Minix was a commercial thing from the start, Linux wasn't, and things just refined on the way. You are of course correct that the first release of Linux wasn't strictly speaking FOSS, but the whole 'FOSS' mentality and rules for it wasn't really a thing either back then.

There's of course adacemic debate to have for days on which came first and what rules whoever did obey and what release counts as FOSS or not, but for all intents and purposes, Linux was free software from the start and the competition was not.

I read a biography of Stallman several years ago. The whole free software movement was an attempt to preserve the early hacker culture where everybody freely swapped code. So, Stallman didn't really "invent" FOSS; he just codified that early hacker ethos.

Agree with you up until “the competition was not”.

GNU HURD was competition for one thing.

More importantly, so was BSD. BSD predates Linux ( though its distribution specifically as FreeBSD does not ).

I've read Linus's book several years ago, and based on that flimsy knowledge on back of my head, I don't think Linus was really competing with anyone at the time.

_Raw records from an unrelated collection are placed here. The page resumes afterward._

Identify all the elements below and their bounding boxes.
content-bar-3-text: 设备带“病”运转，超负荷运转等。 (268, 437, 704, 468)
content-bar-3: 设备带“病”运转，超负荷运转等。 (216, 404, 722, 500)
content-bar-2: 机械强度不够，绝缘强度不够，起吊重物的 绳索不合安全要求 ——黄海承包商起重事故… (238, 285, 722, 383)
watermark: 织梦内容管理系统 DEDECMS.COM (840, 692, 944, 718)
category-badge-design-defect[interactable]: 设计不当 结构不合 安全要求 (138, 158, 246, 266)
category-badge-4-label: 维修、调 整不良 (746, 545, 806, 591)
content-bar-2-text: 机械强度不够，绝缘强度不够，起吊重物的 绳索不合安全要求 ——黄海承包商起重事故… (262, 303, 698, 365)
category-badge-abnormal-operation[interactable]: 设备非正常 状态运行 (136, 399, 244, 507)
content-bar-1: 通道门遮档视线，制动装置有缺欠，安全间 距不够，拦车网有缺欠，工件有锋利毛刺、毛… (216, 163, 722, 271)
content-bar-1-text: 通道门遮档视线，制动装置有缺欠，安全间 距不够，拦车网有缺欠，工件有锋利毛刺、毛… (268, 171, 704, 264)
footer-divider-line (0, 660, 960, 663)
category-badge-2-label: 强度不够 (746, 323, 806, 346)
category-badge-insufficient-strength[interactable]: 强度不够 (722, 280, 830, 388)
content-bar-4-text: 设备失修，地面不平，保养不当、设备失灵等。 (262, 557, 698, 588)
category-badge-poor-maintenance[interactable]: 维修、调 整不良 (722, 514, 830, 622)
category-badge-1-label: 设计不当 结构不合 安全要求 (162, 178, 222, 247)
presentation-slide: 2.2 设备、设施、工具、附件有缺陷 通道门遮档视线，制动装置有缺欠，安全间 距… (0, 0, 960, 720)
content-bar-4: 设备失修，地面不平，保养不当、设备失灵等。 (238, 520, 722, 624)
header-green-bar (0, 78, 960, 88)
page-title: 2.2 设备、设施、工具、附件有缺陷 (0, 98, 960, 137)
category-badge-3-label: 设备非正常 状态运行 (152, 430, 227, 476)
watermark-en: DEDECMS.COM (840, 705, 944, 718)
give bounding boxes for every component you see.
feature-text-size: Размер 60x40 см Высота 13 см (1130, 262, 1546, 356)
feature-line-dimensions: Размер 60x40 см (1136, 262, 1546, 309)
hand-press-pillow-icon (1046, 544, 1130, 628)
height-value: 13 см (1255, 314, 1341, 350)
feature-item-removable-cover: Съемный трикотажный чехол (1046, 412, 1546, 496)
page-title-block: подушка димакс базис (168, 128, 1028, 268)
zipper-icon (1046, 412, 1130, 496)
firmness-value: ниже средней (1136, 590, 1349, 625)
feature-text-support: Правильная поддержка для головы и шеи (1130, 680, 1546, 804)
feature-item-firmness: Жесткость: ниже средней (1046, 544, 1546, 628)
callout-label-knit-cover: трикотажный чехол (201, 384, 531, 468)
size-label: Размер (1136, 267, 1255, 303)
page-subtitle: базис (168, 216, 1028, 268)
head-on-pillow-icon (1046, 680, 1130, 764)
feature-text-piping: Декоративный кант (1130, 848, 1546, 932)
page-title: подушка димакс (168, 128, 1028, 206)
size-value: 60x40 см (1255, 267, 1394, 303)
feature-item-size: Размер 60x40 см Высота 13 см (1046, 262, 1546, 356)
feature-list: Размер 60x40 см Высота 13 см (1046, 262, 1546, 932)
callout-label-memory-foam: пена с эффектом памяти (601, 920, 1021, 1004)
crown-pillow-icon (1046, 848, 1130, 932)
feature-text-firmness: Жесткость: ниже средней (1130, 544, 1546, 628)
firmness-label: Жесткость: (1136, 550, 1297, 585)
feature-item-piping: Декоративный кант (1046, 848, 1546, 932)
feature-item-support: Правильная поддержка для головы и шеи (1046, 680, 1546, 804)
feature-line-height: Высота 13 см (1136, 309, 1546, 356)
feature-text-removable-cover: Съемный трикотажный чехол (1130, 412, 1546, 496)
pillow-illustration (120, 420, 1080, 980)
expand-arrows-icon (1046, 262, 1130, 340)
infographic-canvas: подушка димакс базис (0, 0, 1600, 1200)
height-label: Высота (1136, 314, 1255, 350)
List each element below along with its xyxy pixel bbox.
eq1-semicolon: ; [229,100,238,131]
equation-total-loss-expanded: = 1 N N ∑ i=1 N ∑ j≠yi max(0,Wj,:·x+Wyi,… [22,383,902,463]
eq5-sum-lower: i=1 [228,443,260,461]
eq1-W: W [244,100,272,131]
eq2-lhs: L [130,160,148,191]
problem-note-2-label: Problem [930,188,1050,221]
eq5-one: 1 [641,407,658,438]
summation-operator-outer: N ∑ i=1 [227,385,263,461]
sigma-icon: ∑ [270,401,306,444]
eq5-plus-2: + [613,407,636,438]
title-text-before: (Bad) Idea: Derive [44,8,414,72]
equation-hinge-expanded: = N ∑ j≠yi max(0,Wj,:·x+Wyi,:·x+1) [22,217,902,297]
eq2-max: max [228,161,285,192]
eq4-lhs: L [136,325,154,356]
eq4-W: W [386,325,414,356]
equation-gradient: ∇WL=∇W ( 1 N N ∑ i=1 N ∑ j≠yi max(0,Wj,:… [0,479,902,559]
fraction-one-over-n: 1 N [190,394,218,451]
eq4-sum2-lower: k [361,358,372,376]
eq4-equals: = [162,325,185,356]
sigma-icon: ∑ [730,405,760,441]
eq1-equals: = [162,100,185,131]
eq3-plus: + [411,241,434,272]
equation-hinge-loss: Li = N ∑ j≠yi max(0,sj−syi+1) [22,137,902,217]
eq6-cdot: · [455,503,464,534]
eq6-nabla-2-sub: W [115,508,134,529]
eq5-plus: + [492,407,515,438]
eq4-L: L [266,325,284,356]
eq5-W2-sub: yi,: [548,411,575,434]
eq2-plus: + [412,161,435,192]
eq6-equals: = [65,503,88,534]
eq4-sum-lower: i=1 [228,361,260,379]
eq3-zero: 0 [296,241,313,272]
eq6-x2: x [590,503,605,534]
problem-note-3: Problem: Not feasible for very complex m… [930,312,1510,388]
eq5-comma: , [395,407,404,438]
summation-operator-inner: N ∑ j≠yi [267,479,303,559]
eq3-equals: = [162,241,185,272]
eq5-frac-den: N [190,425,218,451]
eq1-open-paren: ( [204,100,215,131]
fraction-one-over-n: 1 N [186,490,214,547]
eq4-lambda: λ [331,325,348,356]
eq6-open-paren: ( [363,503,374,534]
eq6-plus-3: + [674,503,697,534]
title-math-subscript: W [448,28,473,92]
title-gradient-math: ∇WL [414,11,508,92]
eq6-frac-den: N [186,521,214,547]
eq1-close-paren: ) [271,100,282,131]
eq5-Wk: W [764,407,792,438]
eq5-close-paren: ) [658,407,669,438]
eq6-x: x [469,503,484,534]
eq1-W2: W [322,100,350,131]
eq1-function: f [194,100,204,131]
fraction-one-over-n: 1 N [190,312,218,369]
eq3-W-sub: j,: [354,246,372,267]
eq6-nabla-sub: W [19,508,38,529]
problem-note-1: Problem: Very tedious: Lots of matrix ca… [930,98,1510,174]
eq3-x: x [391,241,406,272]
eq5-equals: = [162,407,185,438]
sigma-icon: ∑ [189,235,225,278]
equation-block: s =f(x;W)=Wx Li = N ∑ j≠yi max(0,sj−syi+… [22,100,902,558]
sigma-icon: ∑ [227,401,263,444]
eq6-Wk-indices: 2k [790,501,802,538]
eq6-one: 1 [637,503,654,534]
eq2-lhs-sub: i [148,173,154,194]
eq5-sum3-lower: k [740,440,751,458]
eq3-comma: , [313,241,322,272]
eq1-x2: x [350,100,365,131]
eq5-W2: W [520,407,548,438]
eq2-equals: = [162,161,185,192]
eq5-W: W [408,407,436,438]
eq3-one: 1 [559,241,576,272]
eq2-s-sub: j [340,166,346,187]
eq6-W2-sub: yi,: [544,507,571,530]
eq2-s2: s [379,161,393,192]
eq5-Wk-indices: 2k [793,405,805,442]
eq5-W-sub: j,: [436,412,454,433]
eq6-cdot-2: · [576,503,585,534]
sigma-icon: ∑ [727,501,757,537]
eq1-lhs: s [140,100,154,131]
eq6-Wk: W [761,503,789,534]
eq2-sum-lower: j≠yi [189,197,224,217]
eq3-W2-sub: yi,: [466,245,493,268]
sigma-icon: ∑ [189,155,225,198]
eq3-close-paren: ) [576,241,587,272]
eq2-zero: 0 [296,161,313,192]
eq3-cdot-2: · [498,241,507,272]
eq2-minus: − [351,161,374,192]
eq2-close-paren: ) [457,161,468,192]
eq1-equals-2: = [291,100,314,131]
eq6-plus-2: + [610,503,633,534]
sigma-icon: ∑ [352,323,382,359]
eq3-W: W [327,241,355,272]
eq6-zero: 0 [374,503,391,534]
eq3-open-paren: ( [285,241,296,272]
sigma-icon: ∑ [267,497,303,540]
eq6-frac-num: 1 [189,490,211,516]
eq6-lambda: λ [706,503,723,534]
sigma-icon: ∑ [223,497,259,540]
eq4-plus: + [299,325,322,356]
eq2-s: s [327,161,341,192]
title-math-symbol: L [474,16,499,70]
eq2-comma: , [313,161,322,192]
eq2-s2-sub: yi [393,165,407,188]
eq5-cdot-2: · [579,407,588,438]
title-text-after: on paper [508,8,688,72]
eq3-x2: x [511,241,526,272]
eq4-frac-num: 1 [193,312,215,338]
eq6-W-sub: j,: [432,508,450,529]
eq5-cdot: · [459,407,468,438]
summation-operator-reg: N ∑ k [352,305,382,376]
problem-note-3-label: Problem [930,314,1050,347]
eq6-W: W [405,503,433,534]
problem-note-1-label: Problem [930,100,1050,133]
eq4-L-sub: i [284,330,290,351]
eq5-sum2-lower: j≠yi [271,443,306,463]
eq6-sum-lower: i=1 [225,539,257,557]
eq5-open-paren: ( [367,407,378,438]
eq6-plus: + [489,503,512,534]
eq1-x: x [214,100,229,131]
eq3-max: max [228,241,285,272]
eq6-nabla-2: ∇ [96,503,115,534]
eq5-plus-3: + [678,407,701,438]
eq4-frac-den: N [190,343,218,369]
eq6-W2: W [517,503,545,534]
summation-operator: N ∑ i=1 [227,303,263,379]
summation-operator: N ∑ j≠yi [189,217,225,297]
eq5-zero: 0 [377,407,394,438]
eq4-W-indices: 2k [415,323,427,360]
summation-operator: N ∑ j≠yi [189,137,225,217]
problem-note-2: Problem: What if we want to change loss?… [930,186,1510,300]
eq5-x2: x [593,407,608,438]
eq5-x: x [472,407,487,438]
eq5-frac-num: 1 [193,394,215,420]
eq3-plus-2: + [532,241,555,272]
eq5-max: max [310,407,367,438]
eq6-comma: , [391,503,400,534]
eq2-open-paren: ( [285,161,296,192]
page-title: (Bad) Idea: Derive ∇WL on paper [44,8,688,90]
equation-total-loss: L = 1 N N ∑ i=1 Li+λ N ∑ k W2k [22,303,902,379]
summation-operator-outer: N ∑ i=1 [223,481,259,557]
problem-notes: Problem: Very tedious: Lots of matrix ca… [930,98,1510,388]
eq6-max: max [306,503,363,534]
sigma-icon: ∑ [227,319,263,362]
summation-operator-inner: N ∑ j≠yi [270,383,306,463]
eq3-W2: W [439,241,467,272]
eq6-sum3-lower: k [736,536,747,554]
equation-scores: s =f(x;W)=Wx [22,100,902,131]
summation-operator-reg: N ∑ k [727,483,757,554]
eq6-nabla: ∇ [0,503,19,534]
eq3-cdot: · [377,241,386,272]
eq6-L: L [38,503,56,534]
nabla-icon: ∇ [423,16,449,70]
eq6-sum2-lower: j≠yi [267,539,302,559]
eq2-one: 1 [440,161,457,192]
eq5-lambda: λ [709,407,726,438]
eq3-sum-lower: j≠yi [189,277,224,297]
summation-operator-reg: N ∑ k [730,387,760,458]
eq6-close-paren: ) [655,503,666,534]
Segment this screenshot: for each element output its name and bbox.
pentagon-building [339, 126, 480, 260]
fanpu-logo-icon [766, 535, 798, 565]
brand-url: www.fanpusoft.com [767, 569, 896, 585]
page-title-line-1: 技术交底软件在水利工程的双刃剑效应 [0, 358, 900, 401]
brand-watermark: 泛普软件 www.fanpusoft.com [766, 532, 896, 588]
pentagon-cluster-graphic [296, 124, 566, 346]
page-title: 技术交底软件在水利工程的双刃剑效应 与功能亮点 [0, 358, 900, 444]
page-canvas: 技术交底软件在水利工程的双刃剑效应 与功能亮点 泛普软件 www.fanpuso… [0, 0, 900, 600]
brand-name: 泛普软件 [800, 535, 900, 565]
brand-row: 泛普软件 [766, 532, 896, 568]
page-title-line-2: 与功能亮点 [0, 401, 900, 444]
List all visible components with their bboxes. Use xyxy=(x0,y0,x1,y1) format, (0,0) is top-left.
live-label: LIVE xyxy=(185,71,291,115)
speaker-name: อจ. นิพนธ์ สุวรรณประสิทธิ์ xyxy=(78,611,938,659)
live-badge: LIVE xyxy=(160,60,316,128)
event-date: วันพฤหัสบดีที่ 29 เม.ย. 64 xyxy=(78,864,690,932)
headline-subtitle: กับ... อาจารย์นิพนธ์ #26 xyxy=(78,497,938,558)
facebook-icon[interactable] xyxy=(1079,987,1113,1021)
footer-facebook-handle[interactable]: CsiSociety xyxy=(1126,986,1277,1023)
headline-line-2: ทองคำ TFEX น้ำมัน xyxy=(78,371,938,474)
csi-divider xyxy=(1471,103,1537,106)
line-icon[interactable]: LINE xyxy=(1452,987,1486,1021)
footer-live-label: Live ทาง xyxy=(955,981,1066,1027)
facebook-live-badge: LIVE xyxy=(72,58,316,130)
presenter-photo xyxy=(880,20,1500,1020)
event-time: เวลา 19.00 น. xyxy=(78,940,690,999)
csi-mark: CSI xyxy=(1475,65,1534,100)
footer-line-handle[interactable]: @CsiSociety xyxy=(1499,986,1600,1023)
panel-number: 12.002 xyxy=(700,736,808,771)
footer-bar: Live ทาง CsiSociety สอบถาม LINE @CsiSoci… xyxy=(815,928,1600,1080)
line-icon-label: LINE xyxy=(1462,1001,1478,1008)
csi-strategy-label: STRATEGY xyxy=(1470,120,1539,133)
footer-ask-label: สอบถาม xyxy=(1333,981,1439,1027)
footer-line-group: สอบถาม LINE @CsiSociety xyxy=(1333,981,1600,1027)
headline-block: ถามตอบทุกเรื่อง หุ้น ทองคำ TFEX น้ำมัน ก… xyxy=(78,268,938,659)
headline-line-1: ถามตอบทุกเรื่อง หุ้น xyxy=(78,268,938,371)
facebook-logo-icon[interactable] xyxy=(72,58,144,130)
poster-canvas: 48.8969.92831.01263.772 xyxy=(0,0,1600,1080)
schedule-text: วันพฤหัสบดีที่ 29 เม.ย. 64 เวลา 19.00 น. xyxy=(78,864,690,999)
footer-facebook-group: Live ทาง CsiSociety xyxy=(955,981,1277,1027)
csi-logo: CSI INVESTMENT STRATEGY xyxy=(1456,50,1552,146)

Hurd was around, but it's still coming soon(tm) to widespread use and things with AT&T and BSD were "a bit" complex at the time.

BSD obviously has brought a ton of stuff on the table which Linux greatly benefited from and their stance on FOSS shouldn't go without appreciation, but assuming my history knowledge isn't too badly flawed, BSD and Linux weren't straight competitors, but they started to gain traction (regardless of a lot longer history with BSD) around the same time and they grew stronger together instead of competing with eachother.

A ton of us owes our current corporate lifes to the people who built the stepping stones before us, and Linus is no different. Obviously I personally owe Linus a ton for enabling my current status at the office, but the whole thing wouldn't been possible without people coming before him. RMS and GNU movement plays a big part of that, but equally big part is played by a ton of other people.

I'm not an expert by any stretch on history of Linux/Unix, but I'm glad that the people preceding my career did what they did. Covering all the bases on the topic would require a ton more than I can spit out on a platform like this, I'm just happy that we have the FOSS movement at all instead of everything being a walled garden today.

1 more...
1 more...
1 more...
1 more...

A microkernel teaching OS by Andrew S. Tanenbaum.

In 2017 the world (including Tanenbaum) found out that the Intel Management Engine uses Minix internally. Intel just kind of did that silently. So Minix is still around.

1 more...
1 more...
1 more...

I'm pretty sure the eventual conversion of every atom in the universe to computronium will run Linux.